Er wurde von XMM-Newton über seine emittierte Röntgenstrahlung zu einer Zeit beobachtet, als das Universum ungefähr die Hälfte seines jetzigen Alters hatte.
(Quelle: ESA)

Neue Daten des Röntgensatelliten XMM-Newtonder Europäischen Raumfahrtbehörde ESA lassen aufregende Deutungsmöglichkeiten zu.
Bei einer Beobachtung von weit entfernten Galaxienhaufen hat XMM-Newton rätselhafte Unterschiede zwischen heutigen, nahen Galaxienhaufen und denjenigen in sieben Milliarden Lichtjahren Entfernung, und damit viel älteren, festgestellt.

Das Aufregende daran ist, dass einige Wissenschaftler behaupten, diese Unterschiede könnten auf eine Weise interpretiert werden, die die Existenz der sogenannten Dunklen Energie in Frage stellen würde.

Die meisten Astronomen heutzutage aber glauben, dass diese Form der Energie das Universum dominiert, d.h. die zeitliche und räumliche Entwicklung des Universums als wichtigster Faktor maßgeblich beeinflusst. (Eine Zusammenfassung über den gegenwärtigen Wissensstand der Zusammensetzung des Universums finden Sie hier.)
Die vorliegende Studie von Galaxienhaufen, durchgeführt von einer internationalen Gruppe von Astronomen unter der Leitung von David Lumb des ESA Raumforschungs- und Technologiezentrum ESTEC in den Niederlanden ist Teil des groß angelegten XMM-Newton Beobachtungsprogramms Omega Project, dass die Materiedichte des Universums untersuchen soll.
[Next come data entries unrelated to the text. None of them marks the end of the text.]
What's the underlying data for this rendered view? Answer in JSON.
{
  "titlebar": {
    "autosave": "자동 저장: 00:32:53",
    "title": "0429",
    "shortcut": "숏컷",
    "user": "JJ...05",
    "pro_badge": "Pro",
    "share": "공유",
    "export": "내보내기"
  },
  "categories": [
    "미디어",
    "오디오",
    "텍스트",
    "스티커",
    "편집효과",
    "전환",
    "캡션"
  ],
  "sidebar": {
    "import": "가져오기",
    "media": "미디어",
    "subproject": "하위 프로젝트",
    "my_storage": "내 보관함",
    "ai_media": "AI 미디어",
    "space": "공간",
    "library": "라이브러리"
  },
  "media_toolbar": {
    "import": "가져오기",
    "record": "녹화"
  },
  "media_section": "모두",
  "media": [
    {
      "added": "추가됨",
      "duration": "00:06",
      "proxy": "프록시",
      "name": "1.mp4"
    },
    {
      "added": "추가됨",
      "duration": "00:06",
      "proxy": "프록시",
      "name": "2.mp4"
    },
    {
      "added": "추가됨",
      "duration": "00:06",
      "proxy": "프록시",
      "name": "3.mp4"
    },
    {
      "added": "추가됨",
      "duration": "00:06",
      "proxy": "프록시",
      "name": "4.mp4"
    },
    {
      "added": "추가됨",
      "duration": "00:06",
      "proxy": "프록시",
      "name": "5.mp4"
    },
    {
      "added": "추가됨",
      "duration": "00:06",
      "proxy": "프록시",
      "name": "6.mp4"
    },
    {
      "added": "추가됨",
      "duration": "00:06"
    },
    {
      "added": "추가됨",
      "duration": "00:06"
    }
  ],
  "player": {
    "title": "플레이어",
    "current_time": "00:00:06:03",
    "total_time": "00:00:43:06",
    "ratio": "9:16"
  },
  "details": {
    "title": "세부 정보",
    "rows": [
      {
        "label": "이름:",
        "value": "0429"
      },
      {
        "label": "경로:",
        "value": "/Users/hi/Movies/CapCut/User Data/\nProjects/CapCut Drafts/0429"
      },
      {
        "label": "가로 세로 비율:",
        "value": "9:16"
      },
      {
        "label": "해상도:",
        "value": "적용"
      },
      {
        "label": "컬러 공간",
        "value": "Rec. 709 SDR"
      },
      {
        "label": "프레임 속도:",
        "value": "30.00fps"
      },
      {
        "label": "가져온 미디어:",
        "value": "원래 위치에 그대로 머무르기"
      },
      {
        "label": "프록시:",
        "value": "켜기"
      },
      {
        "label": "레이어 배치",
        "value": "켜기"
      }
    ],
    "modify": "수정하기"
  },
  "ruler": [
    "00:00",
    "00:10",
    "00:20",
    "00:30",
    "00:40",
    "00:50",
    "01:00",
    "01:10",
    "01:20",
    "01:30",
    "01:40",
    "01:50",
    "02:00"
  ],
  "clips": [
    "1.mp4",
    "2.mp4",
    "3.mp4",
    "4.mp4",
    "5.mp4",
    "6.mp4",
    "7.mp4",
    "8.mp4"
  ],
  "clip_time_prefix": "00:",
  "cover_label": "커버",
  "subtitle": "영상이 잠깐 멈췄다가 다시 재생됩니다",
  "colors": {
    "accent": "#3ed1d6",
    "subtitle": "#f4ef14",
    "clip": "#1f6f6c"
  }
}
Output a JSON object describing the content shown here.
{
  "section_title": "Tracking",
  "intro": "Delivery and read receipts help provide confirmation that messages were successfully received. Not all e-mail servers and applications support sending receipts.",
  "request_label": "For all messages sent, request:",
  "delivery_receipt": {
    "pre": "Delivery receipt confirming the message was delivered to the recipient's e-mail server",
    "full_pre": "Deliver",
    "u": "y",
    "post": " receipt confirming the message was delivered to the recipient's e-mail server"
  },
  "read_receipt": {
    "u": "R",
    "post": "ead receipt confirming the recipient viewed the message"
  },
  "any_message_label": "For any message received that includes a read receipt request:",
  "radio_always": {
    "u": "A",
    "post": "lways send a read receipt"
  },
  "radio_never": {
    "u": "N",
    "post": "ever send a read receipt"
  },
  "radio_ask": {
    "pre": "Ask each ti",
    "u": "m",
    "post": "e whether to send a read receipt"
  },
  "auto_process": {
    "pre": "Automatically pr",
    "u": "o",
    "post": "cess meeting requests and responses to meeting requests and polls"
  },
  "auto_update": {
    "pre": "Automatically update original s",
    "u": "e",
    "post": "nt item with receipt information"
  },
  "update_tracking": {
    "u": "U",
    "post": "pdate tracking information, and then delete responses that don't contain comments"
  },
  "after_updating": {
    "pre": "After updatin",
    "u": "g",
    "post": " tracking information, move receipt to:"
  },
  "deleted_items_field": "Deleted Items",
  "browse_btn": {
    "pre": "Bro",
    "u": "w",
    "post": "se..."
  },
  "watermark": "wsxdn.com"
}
Dieses Projekt steht unter der Gesamtleitung von Jim Bartlett am College de France in Paris.

Galaxienhaufen sind starke Röntgenquellen, da sie ein intergalaktisches (= sich zwischen den Galaxien befindend) Gas hoher Temperatur enthalten. Obwohl der Raum zwischen den Galaxien in einem Galaxienhaufen nach menschlichen Maßstäben sehr leer ist (= geringe Dichte), läßt sich den noch verbleibenden wenigen Teilchen pro Kubikmeter gemäß der physikalischen Definition eine Temperatur zuschreiben. Diese wird allgemein als aufsummierte Bewegungsenergie aller Teilchen in einem Raum gesehen, kann also bei hoher Geschwindigkeit der einzelnen Teilchen sehr hoch werden, obwohl ein Mensch wegen der geringen Dichte, also der geringen Anzahl der Teilchen, den Raum zwischen den Galaxien niemals als heiß empfinden würde. Nun ist es so, dass alle Objekte, die eine Temperatur haben, strahlen. Dabei wird die Wellenlänge umso kürzer, je heißer das strahlende Objekt ist. Die Heizung zu Haus strahlt im Infraroten, und das heiße Gas hier strahlt im Röntgenbereich.
Dieses Gas hoher Temperatur umgibt nun Galaxien in dem Haufen ähnlich wie der Dampf in einer Sauna. Mittels der Intensität und der genauen Wellenlänge, sprich der Energie, der mit XMM-Newton gemessenen Röntgenstrahlung kann man nun die Temperatur des intergalaktischen Gases bestimmen und über gegenwärtige Modelle der Emission damit die Masse der Galaxienhaufen herleiten.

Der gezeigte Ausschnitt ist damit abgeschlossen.